Transcriptomic and network component analysis of glycerol kinase in skeletal muscle using a mouse model of glycerol kinase deficiency.

作者信息

Rahib Lola, Sriram Ganesh, Harada Melissa K, Liao James C, Dipple Katrina M

机构信息

Biomedical Engineering Interdepartmental Program, Henry Samueli School of Engineering and Applied Science, University of California, Los Angeles, CA, USA.

出版信息

Mol Genet Metab. 2009 Mar;96(3):106-12. doi: 10.1016/j.ymgme.2008.11.163. Epub 2009 Jan 3.

Abstract

Glycerol kinase (GK) is at the interface of fat and carbohydrate metabolism and has been linked to obesity and type 2 diabetes mellitus (T2DM). The purpose of this study was to investigate the role of GK in fat metabolism and insulin signaling in skeletal muscle (an important end organ tissue in T2DM). Microarray analysis determined that there were 525 genes that were differentially expressed (1.2-fold, p value<0.05) between knockout (KO) and wild-type (WT) mice.
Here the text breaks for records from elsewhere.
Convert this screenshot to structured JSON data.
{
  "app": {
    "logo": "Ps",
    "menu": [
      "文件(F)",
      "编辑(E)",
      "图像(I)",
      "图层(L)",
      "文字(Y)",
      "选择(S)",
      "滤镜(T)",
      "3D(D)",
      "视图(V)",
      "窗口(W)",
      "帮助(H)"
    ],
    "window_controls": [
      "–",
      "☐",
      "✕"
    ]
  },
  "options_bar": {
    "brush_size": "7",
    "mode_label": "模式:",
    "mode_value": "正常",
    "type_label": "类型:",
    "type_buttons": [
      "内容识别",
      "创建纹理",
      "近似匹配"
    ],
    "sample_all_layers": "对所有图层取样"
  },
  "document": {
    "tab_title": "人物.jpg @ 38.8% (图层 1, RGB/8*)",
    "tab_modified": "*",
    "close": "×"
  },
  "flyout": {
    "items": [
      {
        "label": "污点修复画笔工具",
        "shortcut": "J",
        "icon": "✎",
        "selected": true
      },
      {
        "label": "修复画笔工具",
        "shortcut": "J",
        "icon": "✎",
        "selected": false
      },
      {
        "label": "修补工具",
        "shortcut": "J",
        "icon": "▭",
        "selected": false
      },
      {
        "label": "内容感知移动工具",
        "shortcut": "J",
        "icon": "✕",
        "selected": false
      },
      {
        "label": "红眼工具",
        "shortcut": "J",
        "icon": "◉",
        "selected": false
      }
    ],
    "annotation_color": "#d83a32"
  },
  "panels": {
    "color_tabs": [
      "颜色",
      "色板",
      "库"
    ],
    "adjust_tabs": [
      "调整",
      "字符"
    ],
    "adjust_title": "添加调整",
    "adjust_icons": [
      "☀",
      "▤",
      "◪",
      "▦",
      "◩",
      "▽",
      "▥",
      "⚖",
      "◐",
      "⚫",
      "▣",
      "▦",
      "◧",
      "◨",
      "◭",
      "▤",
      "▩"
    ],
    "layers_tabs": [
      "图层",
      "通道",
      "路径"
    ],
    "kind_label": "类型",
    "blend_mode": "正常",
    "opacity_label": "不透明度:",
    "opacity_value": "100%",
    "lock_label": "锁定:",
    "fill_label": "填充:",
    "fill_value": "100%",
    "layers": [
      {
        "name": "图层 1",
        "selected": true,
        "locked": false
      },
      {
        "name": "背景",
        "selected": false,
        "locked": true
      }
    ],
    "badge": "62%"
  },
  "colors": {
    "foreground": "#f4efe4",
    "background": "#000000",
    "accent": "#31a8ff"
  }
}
Quantitative PCR (qPCR) confirmed the differential expression of genes including glycerol kinase (Gyk), phosphatidylinositol 3-kinase regulatory subunit, polypeptide 1 (p85 alpha) (Pik3r1), insulin-like growth factor 1 (Igf1), and growth factor receptor bound protein 2-associated protein 1 (Gab1). Network component analysis demonstrated that transcription factor activities of myogenic differentiation 1 (MYOD), myogenic regulatory factor 5 (MYF5), myogenin (MYOG), nuclear receptor subfamily 4, group A, member 1 (NUR77) are decreased in the Gyk KO whereas the activity of paired box 3 (PAX3) is increased. The activity of MYOD was confirmed using a DNA binding assay. In addition, myoblasts from Gyk KO had less ability to differentiate into myotubes compared to WT myoblasts. These findings support our previous studies in brown adipose tissue and demonstrate that the role of Gyk in muscle is due in part to its non-metabolic (moonlighting) activities.

摘要

甘油激酶(GK)处于脂肪和碳水化合物代谢的交汇点,并且与肥胖及2型糖尿病(T2DM)相关联。本研究的目的是调查GK在骨骼肌(T2DM中的一个重要终末器官组织)脂肪代谢和胰岛素信号传导中的作用。微阵列分析确定,在基因敲除(KO)小鼠和野生型(WT)小鼠之间有525个基因存在差异表达(1.2倍,p值<0.05)。定量聚合酶链反应(qPCR)证实了包括甘油激酶(Gyk)、磷脂酰肌醇3激酶调节亚基多肽1(p85α)(Pik3r1)、胰岛素样生长因子1(Igf1)以及生长因子受体结合蛋白2相关蛋白1(Gab1)等基因的差异表达。网络成分分析表明,在Gyk基因敲除小鼠中,生肌分化因子1(MYOD)、生肌调节因子5(MYF5)、肌细胞生成素(MYOG)、核受体亚家族4 A组成员1(NUR77)的转录因子活性降低,而配对盒3(PAX3)的活性增加。通过DNA结合试验证实了MYOD的活性。此外,与WT成肌细胞相比,Gyk基因敲除小鼠的成肌细胞分化为肌管的能力较弱。这些发现支持了我们之前在棕色脂肪组织中的研究,并表明Gyk在肌肉中的作用部分归因于其非代谢(兼职)活性。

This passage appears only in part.